A abertura, liderada pela Subprocuradora-Geral da República Luiza Cristina Frischeisen, mostrou o comprometimento do MPF com a preservação do patrimônio. O engajamento institucional com a memória e a cidadania – não como uma questão secundária, mas como uma dimensão fundamental – foi um tema recorrente no encontro.
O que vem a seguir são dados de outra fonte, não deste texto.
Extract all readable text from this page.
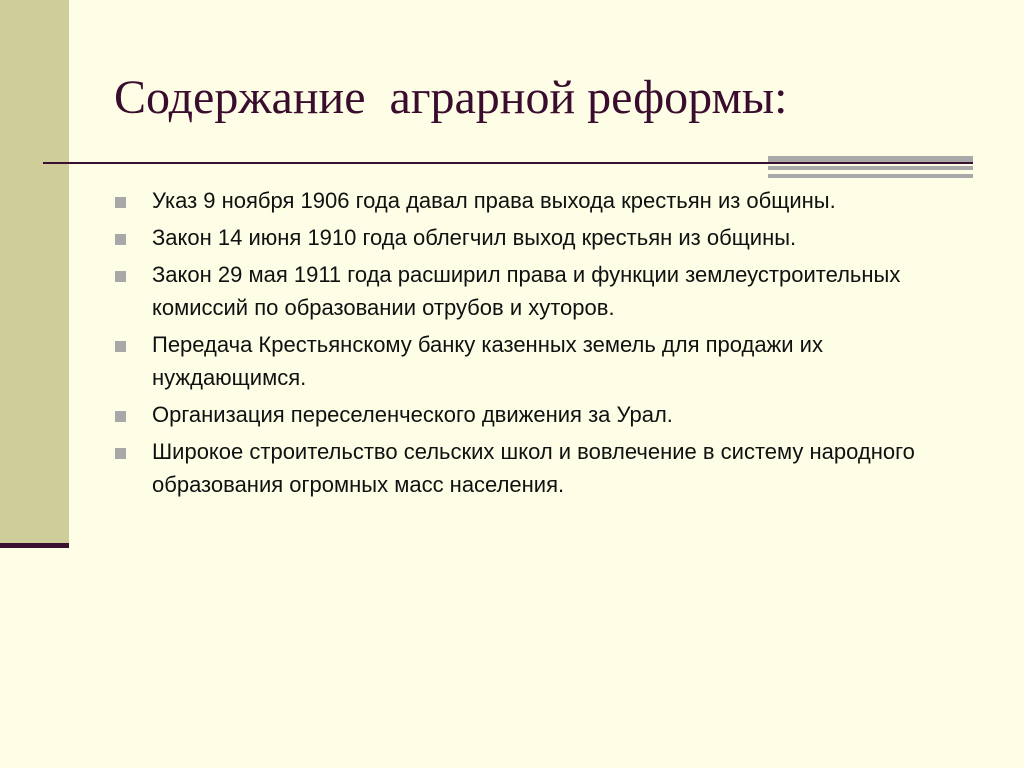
Содержание  аграрной реформы:
Указ 9 ноября 1906 года давал права выхода крестьян из общины.
Закон 14 июня 1910 года облегчил выход крестьян из общины.
Закон 29 мая 1911 года расширил права и функции землеустроительных комиссий по образовании отрубов и хуторов.
Передача Крестьянскому банку казенных земель для продажи их нуждающимся.
Организация переселенческого движения за Урал.
Широкое строительство сельских школ и вовлечение в систему народного образования огромных масс населения.
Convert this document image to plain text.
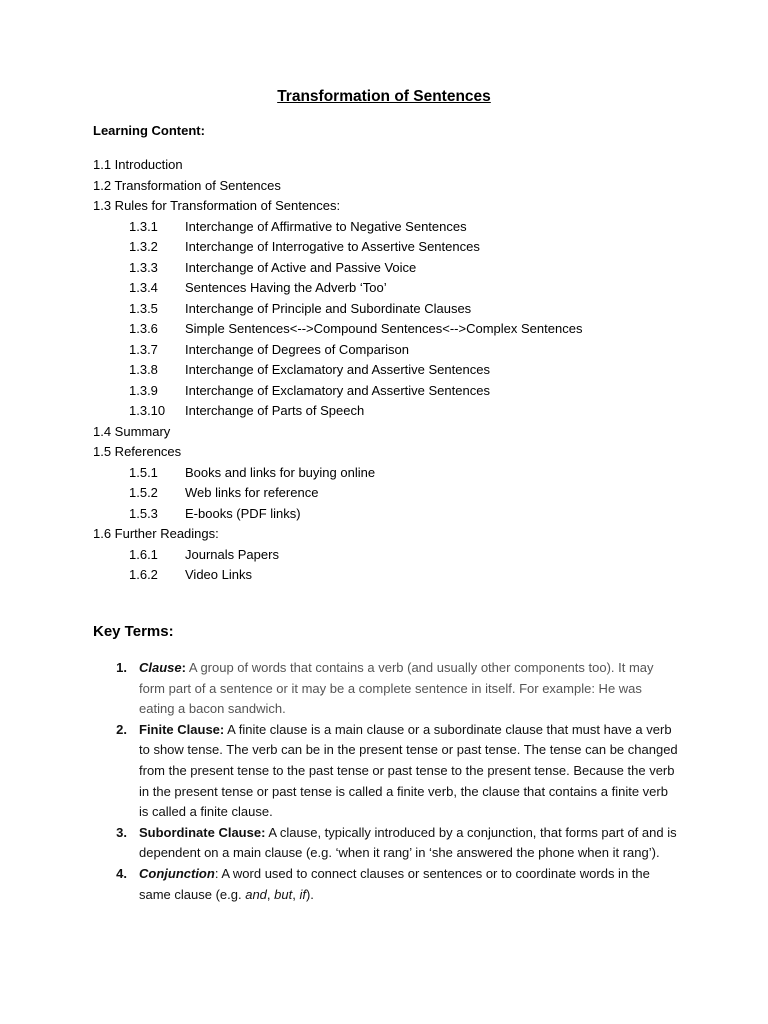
Transformation of Sentences
Learning Content:
1.1 Introduction
1.2 Transformation of Sentences
1.3 Rules for Transformation of Sentences:
1.3.1 Interchange of Affirmative to Negative Sentences
1.3.2 Interchange of Interrogative to Assertive Sentences
1.3.3 Interchange of Active and Passive Voice
1.3.4 Sentences Having the Adverb ‘Too’
1.3.5 Interchange of Principle and Subordinate Clauses
1.3.6 Simple Sentences<-->Compound Sentences<-->Complex Sentences
1.3.7 Interchange of Degrees of Comparison
1.3.8 Interchange of Exclamatory and Assertive Sentences
1.3.9 Interchange of Exclamatory and Assertive Sentences
1.3.10 Interchange of Parts of Speech
1.4 Summary
1.5 References
1.5.1 Books and links for buying online
1.5.2 Web links for reference
1.5.3 E-books (PDF links)
1.6 Further Readings:
1.6.1 Journals Papers
1.6.2 Video Links
Key Terms:
1. Clause: A group of words that contains a verb (and usually other components too). It may form part of a sentence or it may be a complete sentence in itself. For example: He was eating a bacon sandwich.
2. Finite Clause: A finite clause is a main clause or a subordinate clause that must have a verb to show tense. The verb can be in the present tense or past tense. The tense can be changed from the present tense to the past tense or past tense to the present tense. Because the verb in the present tense or past tense is called a finite verb, the clause that contains a finite verb is called a finite clause.
3. Subordinate Clause: A clause, typically introduced by a conjunction, that forms part of and is dependent on a main clause (e.g. ‘when it rang’ in ‘she answered the phone when it rang’).
4. Conjunction: A word used to connect clauses or sentences or to coordinate words in the same clause (e.g. and, but, if).
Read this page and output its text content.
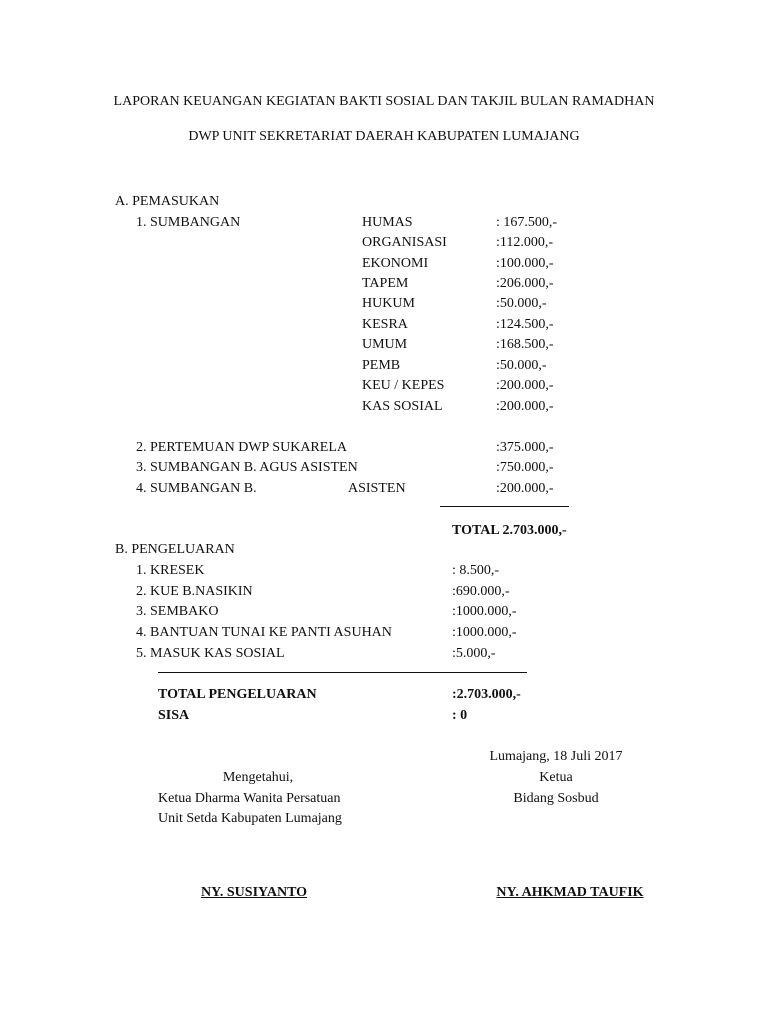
LAPORAN KEUANGAN KEGIATAN BAKTI SOSIAL DAN TAKJIL BULAN RAMADHAN
DWP UNIT SEKRETARIAT DAERAH KABUPATEN LUMAJANG
A. PEMASUKAN
1. SUMBANGAN	HUMAS	: 167.500,-
ORGANISASI	:112.000,-
EKONOMI	:100.000,-
TAPEM	:206.000,-
HUKUM	:50.000,-
KESRA	:124.500,-
UMUM	:168.500,-
PEMB	:50.000,-
KEU / KEPES	:200.000,-
KAS SOSIAL	:200.000,-
2. PERTEMUAN DWP SUKARELA	:375.000,-
3. SUMBANGAN B. AGUS ASISTEN	:750.000,-
4. SUMBANGAN B.	ASISTEN	:200.000,-
TOTAL 2.703.000,-
B. PENGELUARAN
1. KRESEK	: 8.500,-
2. KUE B.NASIKIN	:690.000,-
3. SEMBAKO	:1000.000,-
4. BANTUAN TUNAI KE PANTI ASUHAN	:1000.000,-
5. MASUK KAS SOSIAL	:5.000,-
TOTAL PENGELUARAN	:2.703.000,-
SISA	: 0
Lumajang, 18 Juli 2017
Mengetahui,	Ketua
Ketua Dharma Wanita Persatuan	Bidang Sosbud
Unit Setda Kabupaten Lumajang
NY. SUSIYANTO	NY. AHKMAD TAUFIK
É crucial reconhecer que o Ministério Público tem sido um defensor vigoroso da cooperação entre diferentes esferas, inclusive com a criação de um fundo de apoio a bens culturais em risco em parceria com a CNBB. Essa iniciativa pode se tornar um marco nacional, reconhecendo que a preservação só pode ser bem-sucedida como uma política de Estado, envolvendo instituições complementares.
No primeiro painel, foi discutido o tráfico e a repatriação de bens culturais, um tema de crescente relevância global. A presença conjunta de procuradores da República, da Polícia Federal e diplomatas destacou a importância da cooperação e troca de informações no combate ao comércio ilegal. Foram apresentados avanços na técnica e nos protocolos cooperativos, incluindo a modernização do Banco de Bens Culturais Procurados. Casos recentes de recuperação de bens culturais foram compartilhados, demonstrando os resultados positivos de uma colaboração efetiva entre diferentes entidades.
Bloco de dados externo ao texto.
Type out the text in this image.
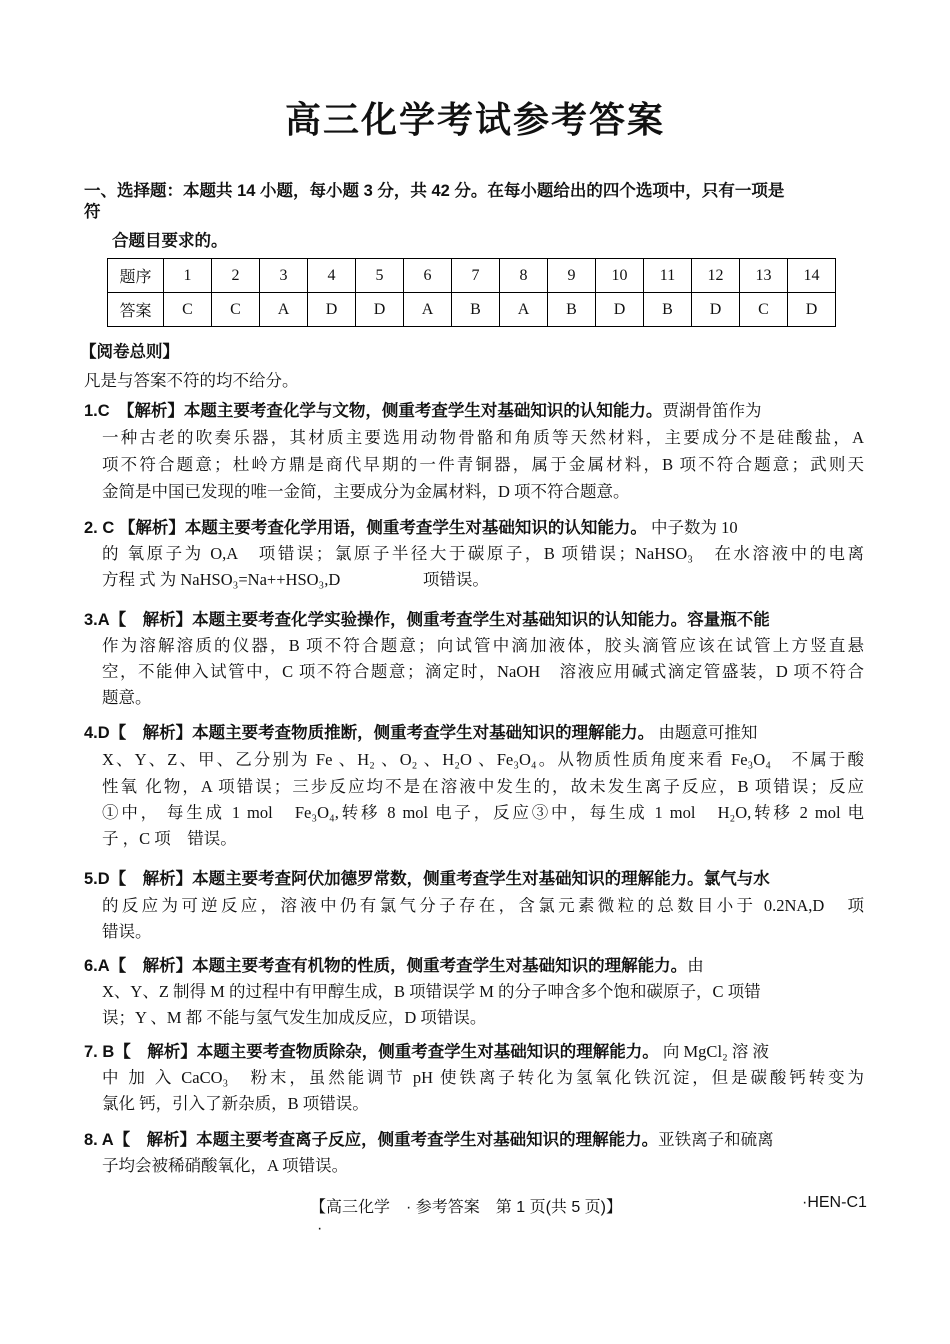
高三化学考试参考答案
一、选择题：本题共 14 小题，每小题 3 分，共 42 分。在每小题给出的四个选项中，只有一项是
符
合题目要求的。
题序	1	2	3	4	5	6	7	8	9	10	11	12	13	14
答案	C	C	A	D	D	A	B	A	B	D	B	D	C	D
【阅卷总则】
凡是与答案不符的均不给分。
1.C　【解析】本题主要考查化学与文物，侧重考查学生对基础知识的认知能力。贾湖骨笛作为
一种古老的吹奏乐器，其材质主要选用动物骨骼和角质等天然材料，主要成分不是硅酸盐，A
项不符合题意；杜岭方鼎是商代早期的一件青铜器，属于金属材料，B 项不符合题意；武则天
金简是中国已发现的唯一金简，主要成分为金属材料，D 项不符合题意。
2. C 【解析】本题主要考查化学用语，侧重考查学生对基础知识的认知能力。 中子数为 10
的 氧原子为 O,A　项错误；氯原子半径大于碳原子，B 项错误；NaHSO₃　在水溶液中的电离
方程 式 为 NaHSO₃=Na++HSO₃,D　　　　　项错误。
3.A【　解析】本题主要考查化学实验操作，侧重考查学生对基础知识的认知能力。容量瓶不能
作为溶解溶质的仪器，B 项不符合题意；向试管中滴加液体，胶头滴管应该在试管上方竖直悬
空，不能伸入试管中，C 项不符合题意；滴定时，NaOH　溶液应用碱式滴定管盛装，D 项不符合
题意。
4.D【　解析】本题主要考查物质推断，侧重考查学生对基础知识的理解能力。 由题意可推知
X、Y、Z、甲、乙分别为 Fe 、H₂ 、O₂ 、H₂O 、Fe₃O₄。从物质性质角度来看 Fe₃O₄　不属于酸
性氧 化物，A 项错误；三步反应均不是在溶液中发生的，故未发生离子反应，B 项错误；反应
①中， 每生成 1 mol　Fe₃O₄,转移 8 mol 电子，反应③中，每生成 1 mol　H₂O,转移 2 mol 电
子 ，C 项　错误。
5.D【　解析】本题主要考查阿伏加德罗常数，侧重考查学生对基础知识的理解能力。氯气与水
的反应为可逆反应，溶液中仍有氯气分子存在，含氯元素微粒的总数目小于 0.2NA,D　项
错误。
6.A【　解析】本题主要考查有机物的性质，侧重考查学生对基础知识的理解能力。由
X、Y、Z 制得 M 的过程中有甲醇生成，B 项错误学 M 的分子呻含多个饱和碳原子，C 项错
误；Y 、M 都 不能与氢气发生加成反应，D 项错误。
7. B【　解析】本题主要考查物质除杂，侧重考查学生对基础知识的理解能力。 向 MgCl₂ 溶 液
中 加 入 CaCO₃　粉末，虽然能调节 pH 使铁离子转化为氢氧化铁沉淀，但是碳酸钙转变为
氯化 钙，引入了新杂质，B 项错误。
8. A【　解析】本题主要考查离子反应，侧重考查学生对基础知识的理解能力。亚铁离子和硫离
子均会被稀硝酸氧化，A 项错误。
【高三化学　· 参考答案　第 1 页(共 5 页)】	·HEN-C1
·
Outros temas como patrimônio afro-brasileiro, patrimônio mundial, fiscalização e gestão de risco foram abordados durante o evento, com a participação de diversos especialistas. O encontro em Salvador reforçou a importância da atuação conjunta de diversas entidades na preservação do patrimônio, destacando que o Iphan não pode e não deve ser o único responsável por essa missão. A cooperação entre Iphan, MPF, PF, órgãos estaduais e municipais, universidades, comunidades e detentores de acervos foi enfatizada como crucial para evitar a deterioração do patrimônio brasileiro.